Following that strategy would seem to give any team a pretty good chance to win. But in the case of Minnesota’s football team, the process has been refined a step further.

In their first four games this season, the 24th-ranked Gophers’ formula for success has proved to be more like this: Start fast enough so the finish is just a formality.

“I think all coaches emphasize (the quick start),” coach Glen Mason said. “I mean, do you want to start slow?”

Led by a quick-strike offense that has outscored its opponents 48-7 in the first quarter of its four nonconference games, Minnesota has turned the final quarter of games from crunch time into a break time. Instead of trying to pull out a victory on the field, starters spend the time riding stationary bikes and chatting on the sidelines.

Although Mason does not script plays for the offense’s opening series the way some teams do, the Gophers have been able to pick apart opposing defenses and score with regularity on its opening drives.

In Saturday’s 48-14 blowout of Louisiana-Lafayette, Minnesota found the end zone just 4:22 into the game and on four of its first five possessions, to stake itself to a 31-0 advantage.

A week earlier against Ohio, the Gophers needed just 2:55 to get on the scoreboard with a touchdown.

The only game this year in which Minnesota didn’t score at least 10 points in the first quarter was the season opener versus Tulsa. The Gophers wound up leading that game 35-0 at halftime.
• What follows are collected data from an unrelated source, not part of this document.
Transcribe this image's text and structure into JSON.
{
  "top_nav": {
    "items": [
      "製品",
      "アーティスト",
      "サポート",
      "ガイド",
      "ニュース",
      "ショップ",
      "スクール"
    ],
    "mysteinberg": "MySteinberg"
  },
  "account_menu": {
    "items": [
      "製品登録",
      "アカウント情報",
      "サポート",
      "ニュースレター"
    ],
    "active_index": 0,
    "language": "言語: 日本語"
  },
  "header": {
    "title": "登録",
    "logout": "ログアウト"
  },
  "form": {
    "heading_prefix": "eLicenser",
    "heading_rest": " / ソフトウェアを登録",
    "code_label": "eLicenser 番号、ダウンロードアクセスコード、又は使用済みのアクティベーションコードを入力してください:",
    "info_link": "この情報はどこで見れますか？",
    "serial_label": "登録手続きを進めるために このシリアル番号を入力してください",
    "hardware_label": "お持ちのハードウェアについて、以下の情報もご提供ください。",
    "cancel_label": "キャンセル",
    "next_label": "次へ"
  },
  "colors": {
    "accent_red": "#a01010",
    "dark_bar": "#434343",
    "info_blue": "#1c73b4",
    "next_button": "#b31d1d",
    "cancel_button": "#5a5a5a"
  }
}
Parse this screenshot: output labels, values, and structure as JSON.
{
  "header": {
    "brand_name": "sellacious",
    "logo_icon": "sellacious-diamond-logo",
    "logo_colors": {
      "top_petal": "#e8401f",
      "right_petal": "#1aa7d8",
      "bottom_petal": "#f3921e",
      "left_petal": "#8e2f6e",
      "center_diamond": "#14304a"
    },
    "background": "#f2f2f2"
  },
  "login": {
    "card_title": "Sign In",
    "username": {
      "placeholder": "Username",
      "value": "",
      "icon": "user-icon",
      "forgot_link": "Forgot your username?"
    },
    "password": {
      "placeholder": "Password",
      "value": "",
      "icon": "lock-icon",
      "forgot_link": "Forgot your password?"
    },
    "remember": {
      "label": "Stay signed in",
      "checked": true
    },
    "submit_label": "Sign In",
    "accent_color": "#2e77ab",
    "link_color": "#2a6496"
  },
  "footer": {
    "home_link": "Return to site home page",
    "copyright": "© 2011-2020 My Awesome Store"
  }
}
“It means everything,” Minnesota quarterback Asad Abdul-Khaliq said. “If you can get a touchdown on your first drive it just gives your offense so much confidence, and also your defense because it gives them some leway.”
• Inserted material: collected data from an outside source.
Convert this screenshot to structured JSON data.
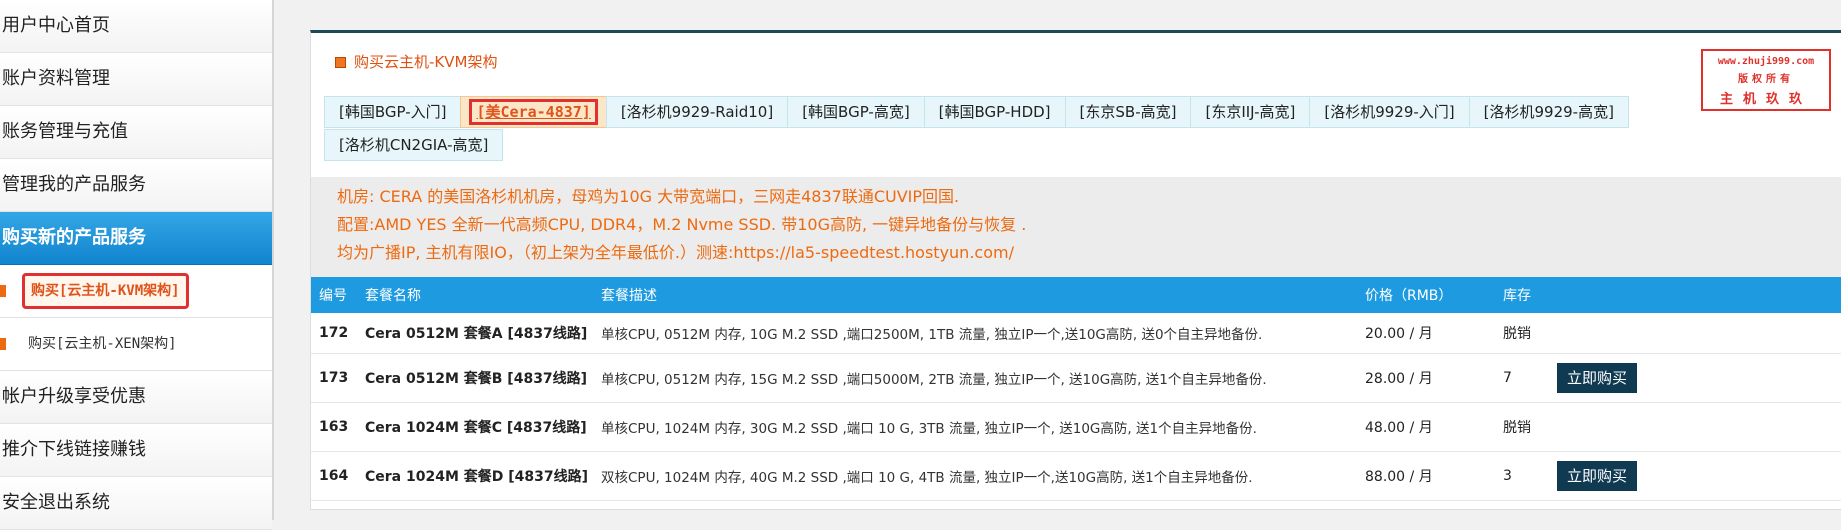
{
  "sidebar": {
    "items": [
      {
        "label": "用户中心首页"
      },
      {
        "label": "账户资料管理"
      },
      {
        "label": "账务管理与充值"
      },
      {
        "label": "管理我的产品服务"
      },
      {
        "label": "购买新的产品服务"
      }
    ],
    "sub_items": [
      {
        "label": "购买[云主机-KVM架构]"
      },
      {
        "label": "购买[云主机-XEN架构]"
      }
    ],
    "bottom_items": [
      {
        "label": "帐户升级享受优惠"
      },
      {
        "label": "推介下线链接赚钱"
      },
      {
        "label": "安全退出系统"
      }
    ]
  },
  "panel": {
    "title": "购买云主机-KVM架构"
  },
  "stamp": {
    "line1": "www.zhuji999.com",
    "line2": "版权所有",
    "line3": "主机玖玖"
  },
  "tabs": [
    {
      "label": "[韩国BGP-入门]"
    },
    {
      "label": "[美Cera-4837]"
    },
    {
      "label": "[洛杉机9929-Raid10]"
    },
    {
      "label": "[韩国BGP-高宽]"
    },
    {
      "label": "[韩国BGP-HDD]"
    },
    {
      "label": "[东京SB-高宽]"
    },
    {
      "label": "[东京IIJ-高宽]"
    },
    {
      "label": "[洛杉机9929-入门]"
    },
    {
      "label": "[洛杉机9929-高宽]"
    },
    {
      "label": "[洛杉机CN2GIA-高宽]"
    }
  ],
  "description": {
    "line1": "机房: CERA 的美国洛杉机机房，母鸡为10G 大带宽端口，三网走4837联通CUVIP回国.",
    "line2": "配置:AMD YES 全新一代高频CPU, DDR4，M.2 Nvme SSD. 带10G高防, 一键异地备份与恢复 .",
    "line3": "均为广播IP, 主机有限IO，（初上架为全年最低价.）测速:https://la5-speedtest.hostyun.com/"
  },
  "table": {
    "headers": {
      "id": "编号",
      "name": "套餐名称",
      "desc": "套餐描述",
      "price": "价格（RMB）",
      "stock": "库存"
    },
    "rows": [
      {
        "id": "172",
        "name": "Cera 0512M 套餐A [4837线路]",
        "desc": "单核CPU, 0512M 内存, 10G M.2 SSD ,端口2500M, 1TB 流量, 独立IP一个,送10G高防, 送0个自主异地备份.",
        "price": "20.00 / 月",
        "stock": "脱销",
        "button": ""
      },
      {
        "id": "173",
        "name": "Cera 0512M 套餐B [4837线路]",
        "desc": "单核CPU, 0512M 内存, 15G M.2 SSD ,端口5000M, 2TB 流量, 独立IP一个, 送10G高防, 送1个自主异地备份.",
        "price": "28.00 / 月",
        "stock": "7",
        "button": "立即购买"
      },
      {
        "id": "163",
        "name": "Cera 1024M 套餐C [4837线路]",
        "desc": "单核CPU, 1024M 内存, 30G M.2 SSD ,端口 10 G, 3TB 流量, 独立IP一个, 送10G高防, 送1个自主异地备份.",
        "price": "48.00 / 月",
        "stock": "脱销",
        "button": ""
      },
      {
        "id": "164",
        "name": "Cera 1024M 套餐D [4837线路]",
        "desc": "双核CPU, 1024M 内存, 40G M.2 SSD ,端口 10 G, 4TB 流量, 独立IP一个,送10G高防, 送1个自主异地备份.",
        "price": "88.00 / 月",
        "stock": "3",
        "button": "立即购买"
      }
    ]
  }
}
Not that starting fast guarantees a win. In the Gophers’ eight Big Ten games a year ago, the team that scored first won just three times.
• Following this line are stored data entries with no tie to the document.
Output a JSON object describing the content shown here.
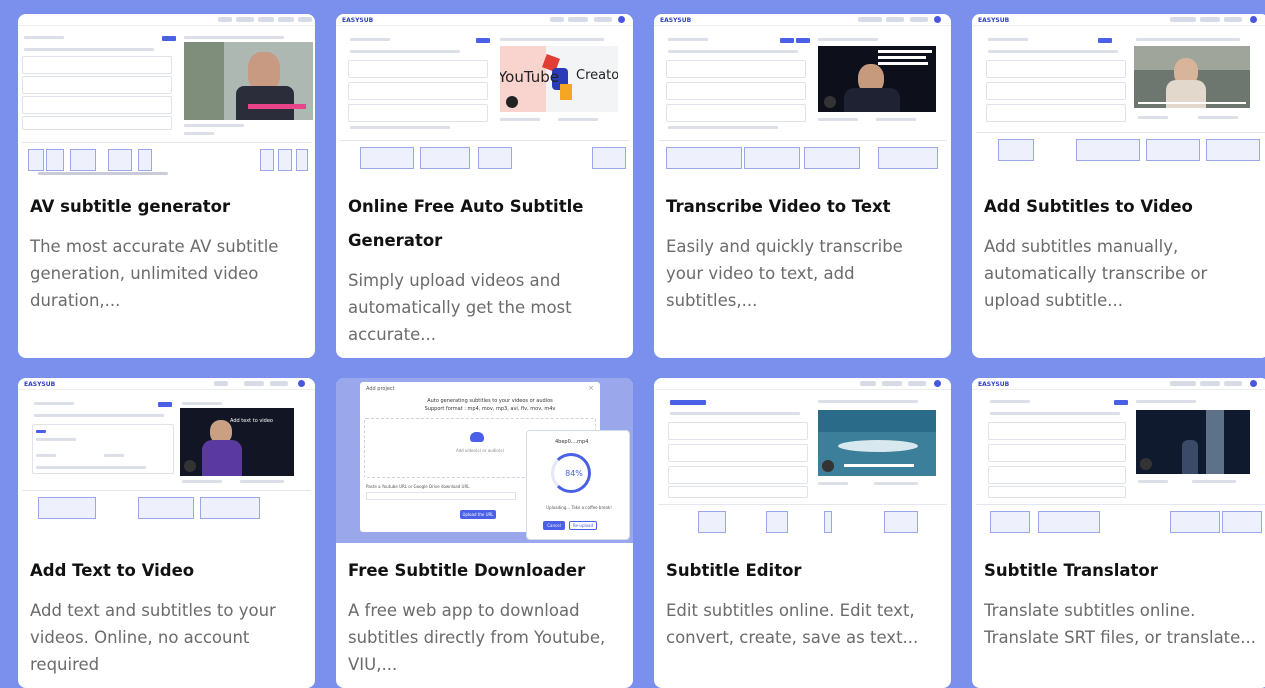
{
  "cards": [
    {
      "title": "AV subtitle generator",
      "desc": "The most accurate AV subtitle generation, unlimited video duration,..."
    },
    {
      "title": "Online Free Auto Subtitle Generator",
      "desc": "Simply upload videos and automatically get the most accurate..."
    },
    {
      "title": "Transcribe Video to Text",
      "desc": "Easily and quickly transcribe your video to text, add subtitles,..."
    },
    {
      "title": "Add Subtitles to Video",
      "desc": "Add subtitles manually, automatically transcribe or upload subtitle..."
    },
    {
      "title": "Add Text to Video",
      "desc": "Add text and subtitles to your videos. Online, no account required"
    },
    {
      "title": "Free Subtitle Downloader",
      "desc": "A free web app to download subtitles directly from Youtube, VIU,..."
    },
    {
      "title": "Subtitle Editor",
      "desc": "Edit subtitles online. Edit text, convert, create, save as text..."
    },
    {
      "title": "Subtitle Translator",
      "desc": "Translate subtitles online. Translate SRT files, or translate..."
    }
  ],
  "thumbs": {
    "logo": "EASYSUB",
    "youtube_word": "YouTube",
    "creator_word": "Creator",
    "add_text_overlay": "Add text to video",
    "add_project": "Add project",
    "upload_heading": "Auto generating subtitles to your videos or audios",
    "upload_formats": "Support format : mp4, mov, mp3, avi, flv, mov, m4v",
    "upload_hint": "Add video(s) or audio(s)",
    "upload_percent": "84%",
    "upload_file": "4bep0....mp4",
    "uploading_text": "Uploading... Take a coffee break!",
    "cancel_label": "Cancel",
    "reupload_label": "Re-upload",
    "submit_url": "Upload the URL",
    "paste_label": "Paste a Youtube URL or Google Drive download URL"
  }
}
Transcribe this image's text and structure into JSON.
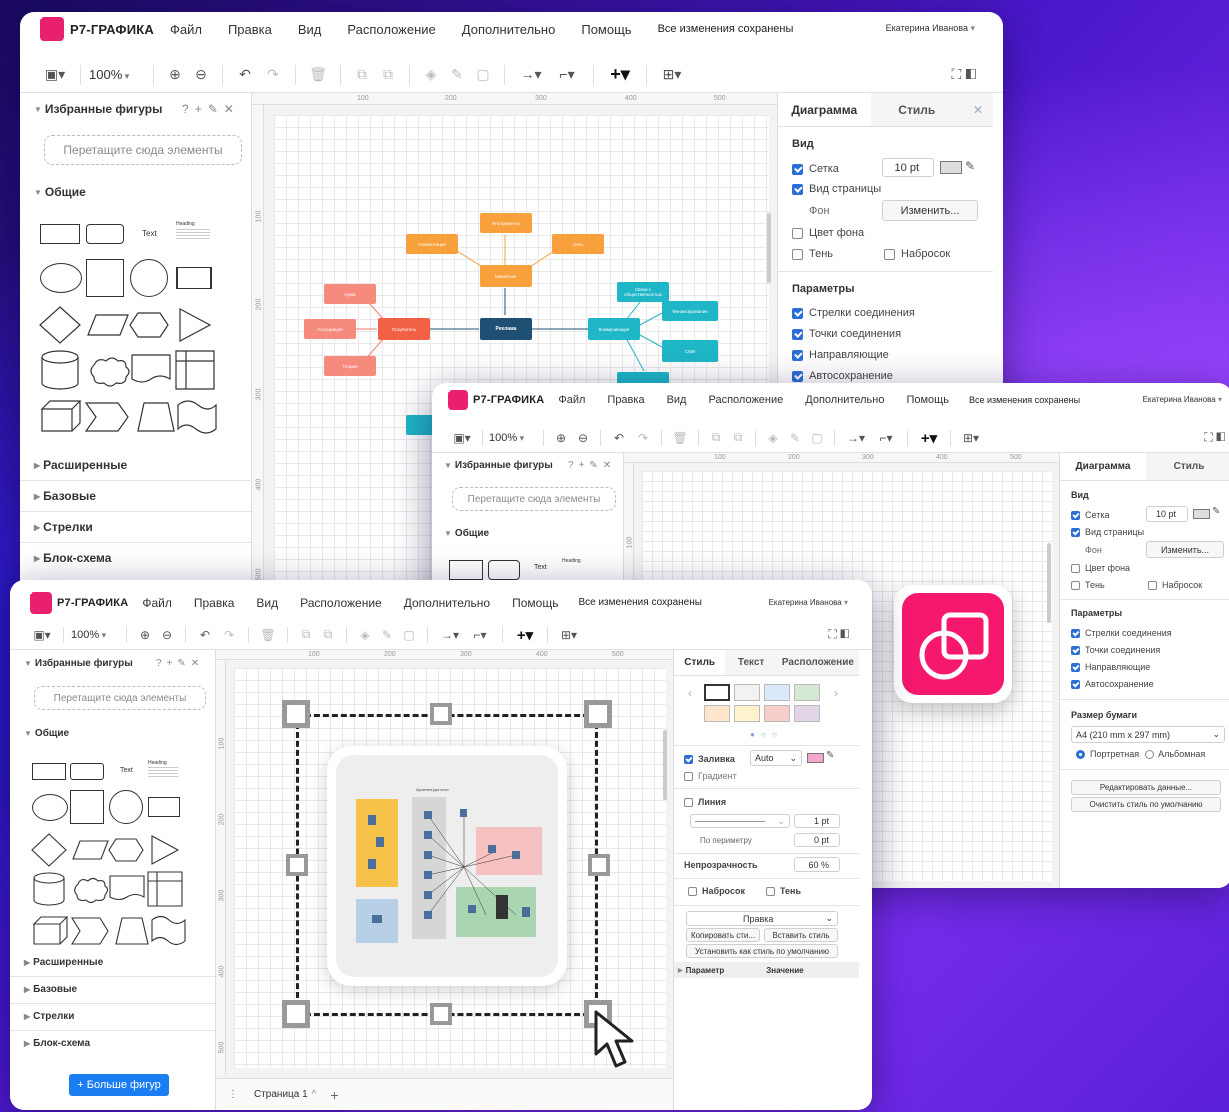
{
  "app": {
    "logo": "Р7-ГРАФИКА",
    "menu": [
      "Файл",
      "Правка",
      "Вид",
      "Расположение",
      "Дополнительно",
      "Помощь"
    ],
    "saved_status": "Все изменения сохранены",
    "user": "Екатерина Иванова",
    "zoom": "100%"
  },
  "left_panel": {
    "favorites": "Избранные фигуры",
    "help": "?",
    "add": "+",
    "dropzone": "Перетащите сюда элементы",
    "general": "Общие",
    "sections": [
      "Расширенные",
      "Базовые",
      "Стрелки",
      "Блок-схема"
    ],
    "more_shapes": "+ Больше фигур",
    "text_shape": "Text",
    "heading_shape": "Heading"
  },
  "ruler": {
    "h": [
      "100",
      "200",
      "300",
      "400",
      "500"
    ],
    "v": [
      "100",
      "200",
      "300",
      "400",
      "500"
    ]
  },
  "diagram_panel": {
    "tabs": [
      "Диаграмма",
      "Стиль"
    ],
    "view_header": "Вид",
    "grid": "Сетка",
    "grid_value": "10 pt",
    "page_view": "Вид страницы",
    "background": "Фон",
    "change": "Изменить...",
    "bg_color": "Цвет фона",
    "shadow": "Тень",
    "sketch": "Набросок",
    "params_header": "Параметры",
    "params": [
      "Стрелки соединения",
      "Точки соединения",
      "Направляющие",
      "Автосохранение"
    ],
    "paper_header": "Размер бумаги",
    "paper_value": "A4 (210 mm x 297 mm)",
    "portrait": "Портретная",
    "landscape": "Альбомная",
    "edit_data": "Редактировать данные...",
    "clear_style": "Очистить стиль по умолчанию"
  },
  "mindmap": {
    "center": "Реклама",
    "marketing": "Маркетинг",
    "consumer": "Покупатель",
    "communication": "Коммуникация",
    "tools": "Инструменты",
    "segmentation": "Сегментация",
    "channels": "Сеть",
    "needs": "Нужи",
    "association": "Ассоциация",
    "theory": "Теория",
    "public": "Связи с общественностью",
    "finance": "Финансирование",
    "media": "СМИ"
  },
  "style_panel": {
    "tabs": [
      "Стиль",
      "Текст",
      "Расположение"
    ],
    "fill": "Заливка",
    "fill_value": "Auto",
    "gradient": "Градиент",
    "line": "Линия",
    "line_width": "1 pt",
    "perimeter": "По периметру",
    "perimeter_value": "0 pt",
    "opacity": "Непрозрачность",
    "opacity_value": "60 %",
    "sketch": "Набросок",
    "shadow": "Тень",
    "edit": "Правка",
    "copy_style": "Копировать сти...",
    "paste_style": "Вставить стиль",
    "set_default": "Установить как стиль по умолчанию",
    "param": "Параметр",
    "value": "Значение"
  },
  "network": {
    "title": "Архитектура сети"
  },
  "page_tab": "Страница 1",
  "colors": {
    "accent": "#e8206e",
    "orange": "#f7a03c",
    "salmon": "#f07a66",
    "teal": "#1fb6c7",
    "navy": "#1f4f72",
    "check": "#2b6fd6",
    "more": "#1a7ef2"
  }
}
But in trying to become the first Minnesota team to start 5-0 since 1987, starting out fast wouldn’t hurt the Gophers’ chances.

The context surrounding this Saturday’s game at Penn State appears remarkably similar to last year’s conference opener at Purdue. Minnesota brought a perfect 4-0 record to Ross-Ade Stadium last September before losing 28-15.

In that game, the Boilermakers scored a touchdown on the game’s opening drive to grab a 7-0 lead.

This year, Minnesota will try for a better outcome in an even harsher environment.

The 107,000-seat Beaver Stadium in Happy Valley is almost twice as big as Purdue’s home field.

Getting on the scoreboard first could potentially be the difference between taking the crowd out of the game and attempting a comeback in a deafening sea of blue and white.

“We emphasize it, but you can’t really rely on (the fast start),” Mason said. “You have to expect that you’ll play the full 60 minutes and it might take you until the last play to win the game.

“If it doesn’t happen all of a sudden you don’t want your guys to be battle shook.”

Even with a fast start against the Lions, Abdul-Khaliq and the rest of Minnesota’s starting lineup will almost certainly be on the field in the fourth quarter Saturday, either preserving a win or hoping for a comeback.

But the Gophers’ senior quarterback still enjoyed getting a little time off against Louisiana-Lafayette.

“It was cool,” Abdul-Khaliq said. “We just got up so many points and it’s not a game where you want to embarrass anybody. But it was fun being on the sideline, being able to watch.”